For distributed clusters, export environment variables so each node discovers the store server:

```bash
#!/bin/bash
#SBATCH --job-name=agl_large
#SBATCH --nodes=2
#SBATCH --cpus-per-task=8
#SBATCH --ntasks-per-node=1

export AGL_CURRENT_ROLE=both
export AGL_SERVER_HOST=$(hostname -i)
export AGL_SERVER_PORT=4747

python train.py

```

The `ClientServerExecutionStrategy` automatically creates an HTTP server on each node, allowing runners on other nodes to connect via the resolved IP address.

## Summary

- **Choose `ClientServerExecutionStrategy`** to bypass Python GIL limitations and enable true multi-process parallelism.
- **Match `n_runners` to physical cores** for CPU-bound agents, or limit based on external API rate limits for LLM-backed agents.
- **Deploy `MongoLightningStore`** with `thread_safe=True` for fault-tolerant, high-throughput persistence across cluster nodes.
- **Configure environment variables** (`AGL_SERVER_HOST`, `AGL_MANAGED_STORE`) before launching distributed jobs.
- **Increase timeouts** (`graceful_timeout`, `terminate_timeout`) to accommodate variable LLM latency.
- **Implement async algorithms** and custom `TraceAdapter` classes to minimize blocking operations and telemetry overhead.

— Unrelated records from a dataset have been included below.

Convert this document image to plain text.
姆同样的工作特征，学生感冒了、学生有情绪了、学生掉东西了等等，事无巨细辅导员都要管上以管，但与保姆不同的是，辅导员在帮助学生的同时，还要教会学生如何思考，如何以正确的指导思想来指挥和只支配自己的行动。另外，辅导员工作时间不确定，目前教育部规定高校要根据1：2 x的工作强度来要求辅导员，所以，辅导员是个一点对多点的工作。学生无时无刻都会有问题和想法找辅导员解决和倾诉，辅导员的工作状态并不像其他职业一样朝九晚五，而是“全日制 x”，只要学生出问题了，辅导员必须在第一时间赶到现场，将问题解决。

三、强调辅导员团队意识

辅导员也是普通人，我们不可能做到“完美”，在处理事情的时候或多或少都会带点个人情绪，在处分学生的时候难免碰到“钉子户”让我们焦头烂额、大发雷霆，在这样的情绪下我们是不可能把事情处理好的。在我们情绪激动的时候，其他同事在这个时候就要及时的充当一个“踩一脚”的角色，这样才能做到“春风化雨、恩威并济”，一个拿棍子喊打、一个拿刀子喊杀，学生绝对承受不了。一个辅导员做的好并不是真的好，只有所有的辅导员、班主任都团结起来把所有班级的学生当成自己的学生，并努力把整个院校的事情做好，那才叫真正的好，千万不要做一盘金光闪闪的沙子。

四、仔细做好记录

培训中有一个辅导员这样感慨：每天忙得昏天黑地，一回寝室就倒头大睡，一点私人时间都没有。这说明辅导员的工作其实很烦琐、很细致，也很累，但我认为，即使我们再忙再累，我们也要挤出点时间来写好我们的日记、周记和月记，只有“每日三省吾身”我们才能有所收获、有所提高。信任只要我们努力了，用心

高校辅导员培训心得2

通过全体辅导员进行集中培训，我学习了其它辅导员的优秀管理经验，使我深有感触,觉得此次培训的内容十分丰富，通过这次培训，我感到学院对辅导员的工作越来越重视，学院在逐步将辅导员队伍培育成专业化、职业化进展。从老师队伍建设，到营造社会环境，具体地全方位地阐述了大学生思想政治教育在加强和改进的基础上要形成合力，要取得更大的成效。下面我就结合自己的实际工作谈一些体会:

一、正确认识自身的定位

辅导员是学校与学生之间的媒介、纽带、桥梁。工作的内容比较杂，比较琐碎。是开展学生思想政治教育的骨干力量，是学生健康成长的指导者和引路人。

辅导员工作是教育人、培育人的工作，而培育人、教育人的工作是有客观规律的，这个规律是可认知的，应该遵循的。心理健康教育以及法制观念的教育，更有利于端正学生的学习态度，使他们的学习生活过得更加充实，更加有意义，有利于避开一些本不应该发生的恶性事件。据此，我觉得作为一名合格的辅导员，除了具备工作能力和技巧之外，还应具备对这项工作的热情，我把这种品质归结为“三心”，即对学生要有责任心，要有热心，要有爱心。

## Frequently Asked Questions

### What is the difference between SharedMemory and ClientServer execution strategies?

**SharedMemoryExecutionStrategy** runs all components in a single Python process using threads, making it suitable for debugging but limited by GIL contention. **ClientServerExecutionStrategy** spawns separate OS processes for the algorithm and each runner, communicating via HTTP through a `LightningStoreServer`, which eliminates GIL constraints and enables scaling across multiple CPU cores and cluster nodes.

### How do I configure Agent-Lightning for a SLURM cluster?

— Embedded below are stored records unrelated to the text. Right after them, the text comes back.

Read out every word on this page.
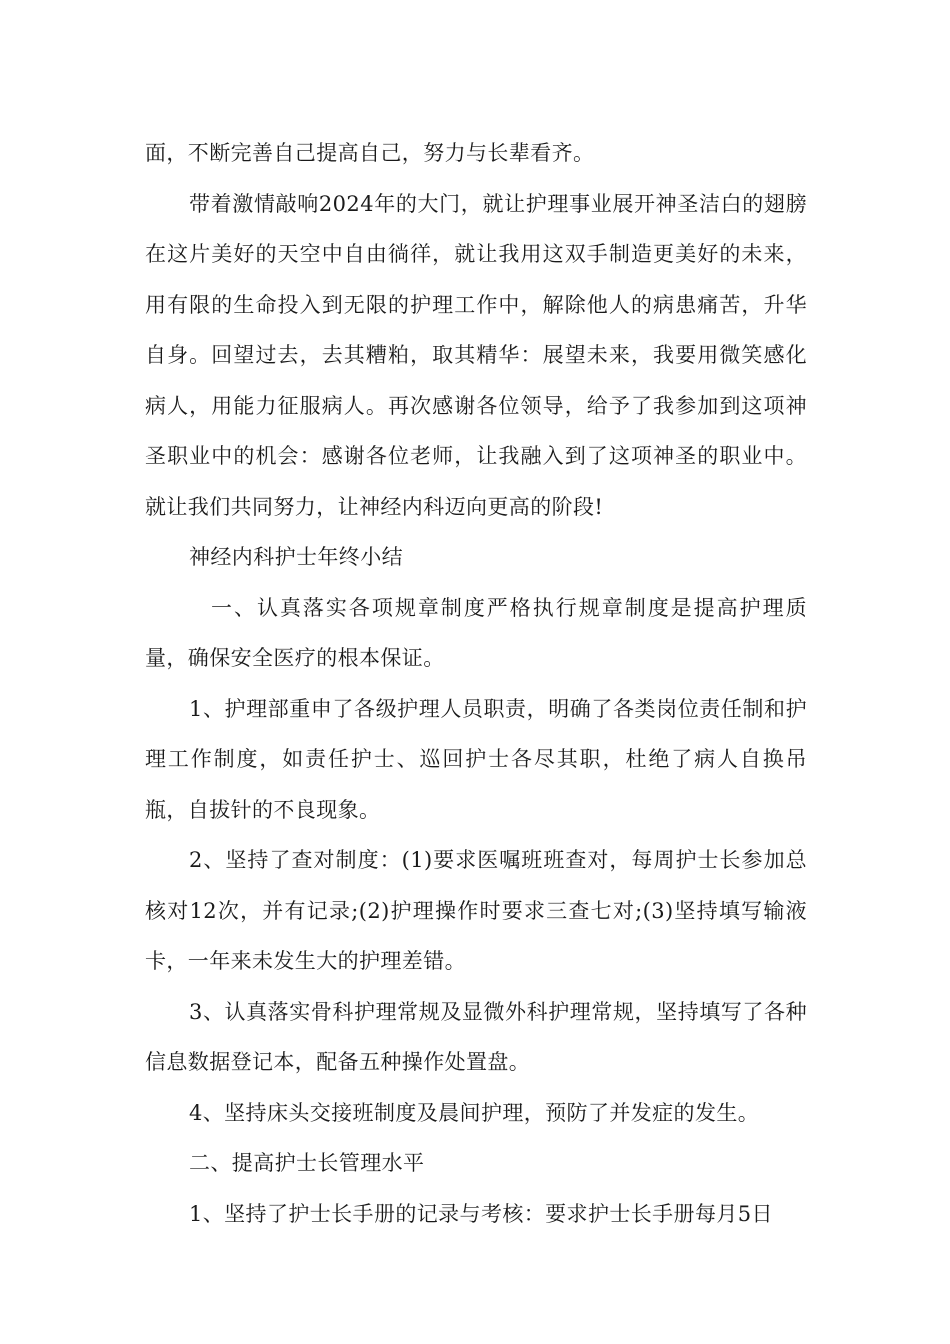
面，不断完善自己提高自己，努力与长辈看齐。

带着激情敲响2024年的大门，就让护理事业展开神圣洁白的翅膀在这片美好的天空中自由徜徉，就让我用这双手制造更美好的未来，用有限的生命投入到无限的护理工作中，解除他人的病患痛苦，升华自身。回望过去，去其糟粕，取其精华：展望未来，我要用微笑感化病人，用能力征服病人。再次感谢各位领导，给予了我参加到这项神圣职业中的机会：感谢各位老师，让我融入到了这项神圣的职业中。就让我们共同努力，让神经内科迈向更高的阶段!

神经内科护士年终小结

一、认真落实各项规章制度严格执行规章制度是提高护理质量，确保安全医疗的根本保证。

1、护理部重申了各级护理人员职责，明确了各类岗位责任制和护理工作制度，如责任护士、巡回护士各尽其职，杜绝了病人自换吊瓶，自拔针的不良现象。

2、坚持了查对制度：(1)要求医嘱班班查对，每周护士长参加总核对12次，并有记录;(2)护理操作时要求三查七对;(3)坚持填写输液卡，一年来未发生大的护理差错。

3、认真落实骨科护理常规及显微外科护理常规，坚持填写了各种信息数据登记本，配备五种操作处置盘。

4、坚持床头交接班制度及晨间护理，预防了并发症的发生。

二、提高护士长管理水平

1、坚持了护士长手册的记录与考核：要求护士长手册每月5日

Set the environment variables `AGL_CURRENT_ROLE=both`, `AGL_SERVER_HOST` to the node's IP address (using `hostname -i`), and `AGL_SERVER_PORT` to your desired port (default 4747). Use `ClientServerExecutionStrategy` with `managed_store=True` and `server_host="0.0.0.0"` to allow cross-node communication, and ensure your store backend (typically `MongoLightningStore`) is accessible from all nodes.

### When should I use MongoDB versus in-memory storage?

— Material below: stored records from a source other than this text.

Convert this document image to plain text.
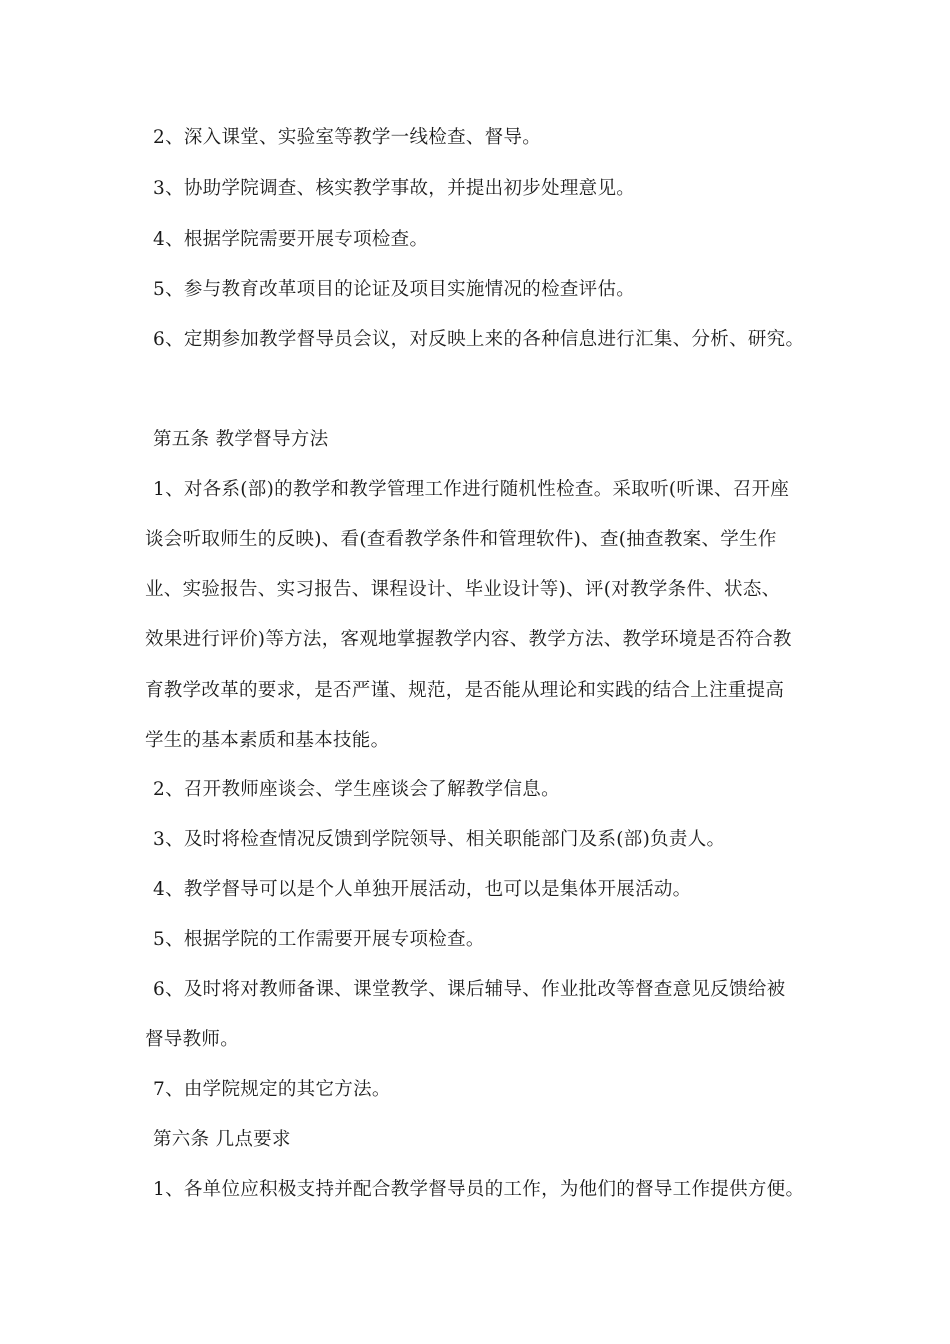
2、深入课堂、实验室等教学一线检查、督导。
3、协助学院调查、核实教学事故，并提出初步处理意见。
4、根据学院需要开展专项检查。
5、参与教育改革项目的论证及项目实施情况的检查评估。
6、定期参加教学督导员会议，对反映上来的各种信息进行汇集、分析、研究。
第五条 教学督导方法
1、对各系(部)的教学和教学管理工作进行随机性检查。采取听(听课、召开座
谈会听取师生的反映)、看(查看教学条件和管理软件)、查(抽查教案、学生作
业、实验报告、实习报告、课程设计、毕业设计等)、评(对教学条件、状态、
效果进行评价)等方法，客观地掌握教学内容、教学方法、教学环境是否符合教
育教学改革的要求，是否严谨、规范，是否能从理论和实践的结合上注重提高
学生的基本素质和基本技能。
2、召开教师座谈会、学生座谈会了解教学信息。
3、及时将检查情况反馈到学院领导、相关职能部门及系(部)负责人。
4、教学督导可以是个人单独开展活动，也可以是集体开展活动。
5、根据学院的工作需要开展专项检查。
6、及时将对教师备课、课堂教学、课后辅导、作业批改等督查意见反馈给被
督导教师。
7、由学院规定的其它方法。
第六条 几点要求
1、各单位应积极支持并配合教学督导员的工作，为他们的督导工作提供方便。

Use **`InMemoryLightningStore`** only for small-scale development runs where data persistence is unnecessary. Switch to **`MongoLightningStore`** when training at scale, running multi-node clusters, or requiring fault tolerance, as MongoDB handles high concurrent write loads and persists data across process failures.

### How do I reduce telemetry overhead in production training runs?

Set `AGL_EMITTER_DEBUG=false` to disable verbose trace logging, and provide a custom `TraceAdapter` subclass that overrides `on_trace_end` to record only high-level metrics rather than full span details. This minimizes serialization and network I/O, particularly critical when running dozens of concurrent runners.